Le procès qui s'est ouvert devant la cour d'assise spéciale est censé faire la lumière sur ce qui s'est passé le 13 novembre 2015, les attaques à St-Denis et Paris qui ont fait 130 morts et 350 blessés. Ce sont les attentats djihadistes les plus sanglants jamais commis en France.

L'audience s'est ouverte à la mi-journée sous très haute surveillance. Près d'un millier de membres des forces de l'ordre seront mobilisés pour la sécurité du procès.

Et dès l'ouverture de l'audience, le principal accusé, Salah Abdeslam a déclaré : "Il n'y a pas de divinité à part Allah. J'ai délaissé toute profession pour devenir un combattant de l'Etat islamique".

Le franco-marocain de 31 ans était le premier des accusés à être interrogé sur son identité et sa profession.

Dans la matinée, sous l’œil des caméras, un convoi ultra-sécurisé avait quitté la prison de Fleury-Mérogis, où Salah Abdeslam est, depuis plus de cinq ans, incarcéré à l'isolement total.

Un procès prévu sur 9 mois

La cour d'assises spéciale doit juger vingt accusés, soupçonnés d'être impliqués à divers degrés dans la préparation des attaques.

Dix prendront place dans le box aux côtés de Salah Abdeslam. Trois autres, sous contrôle judiciaire, comparaîtront libres.

Six autres enfin sont jugés par défaut, dont le donneur d'ordres et vétéran du jihad Oussama Atar, et les "voix" françaises de la revendication de l'EI, les frères Fabien et Jean-Michel Clain, tous trois présumés morts en Syrie.

Le procès se déroule dans une salle construite spécialement pour l'occasion dans l'ancien palais de justice de Paris.

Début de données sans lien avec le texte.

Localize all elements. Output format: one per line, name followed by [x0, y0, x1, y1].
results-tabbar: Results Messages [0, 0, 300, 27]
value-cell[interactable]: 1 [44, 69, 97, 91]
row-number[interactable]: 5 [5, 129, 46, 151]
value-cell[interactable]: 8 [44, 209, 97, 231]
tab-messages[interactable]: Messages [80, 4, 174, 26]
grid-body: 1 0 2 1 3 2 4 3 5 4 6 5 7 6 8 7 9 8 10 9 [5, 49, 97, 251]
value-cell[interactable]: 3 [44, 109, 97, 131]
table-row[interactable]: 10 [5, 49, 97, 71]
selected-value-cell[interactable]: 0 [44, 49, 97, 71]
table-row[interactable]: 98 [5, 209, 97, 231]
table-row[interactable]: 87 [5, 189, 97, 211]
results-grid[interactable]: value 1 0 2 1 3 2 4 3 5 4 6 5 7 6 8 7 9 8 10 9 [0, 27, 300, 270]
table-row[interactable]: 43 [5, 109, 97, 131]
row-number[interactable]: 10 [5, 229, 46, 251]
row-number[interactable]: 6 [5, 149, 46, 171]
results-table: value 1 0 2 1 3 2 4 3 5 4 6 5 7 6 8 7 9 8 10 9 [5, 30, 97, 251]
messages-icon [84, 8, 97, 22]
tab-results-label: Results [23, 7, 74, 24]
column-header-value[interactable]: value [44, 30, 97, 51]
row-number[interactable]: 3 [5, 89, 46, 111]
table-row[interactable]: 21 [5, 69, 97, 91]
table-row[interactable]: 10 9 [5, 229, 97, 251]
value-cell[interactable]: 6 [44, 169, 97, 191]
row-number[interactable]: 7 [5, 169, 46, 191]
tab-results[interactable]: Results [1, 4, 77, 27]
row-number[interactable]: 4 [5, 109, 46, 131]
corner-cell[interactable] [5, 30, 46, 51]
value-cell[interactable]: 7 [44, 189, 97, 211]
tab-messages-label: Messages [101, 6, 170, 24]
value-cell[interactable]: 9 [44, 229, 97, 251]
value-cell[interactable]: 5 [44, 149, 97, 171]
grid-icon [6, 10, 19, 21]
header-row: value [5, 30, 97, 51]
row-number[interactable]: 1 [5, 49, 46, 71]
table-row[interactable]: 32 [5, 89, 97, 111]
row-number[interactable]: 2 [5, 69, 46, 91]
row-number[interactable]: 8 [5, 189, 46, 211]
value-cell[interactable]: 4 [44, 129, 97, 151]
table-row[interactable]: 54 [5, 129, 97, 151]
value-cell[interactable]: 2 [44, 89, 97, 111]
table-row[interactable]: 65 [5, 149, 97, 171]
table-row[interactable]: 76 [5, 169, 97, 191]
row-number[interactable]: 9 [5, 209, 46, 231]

Il devrait durer près de neuf mois, une durée sans précédent pour une audience criminelle en France.

"Ce sera le procès sans doute le plus long de l'histoire", a dit à l'AFP Me Christian Saint-Palais, avocat d'un des accusés.

Ces attentats du 13-Novembre sont "entrés par effraction dans les mémoires et notre mémoire collective", a commenté ce mercredi matin, le ministre de la Justice Eric Dupond-Moretti.

Pour lui, le défi du procès est double : que la justice "soit rendue conformément aux règles qui sont les nôtres depuis des siècles et que nous soyons au rendez-vous logistique".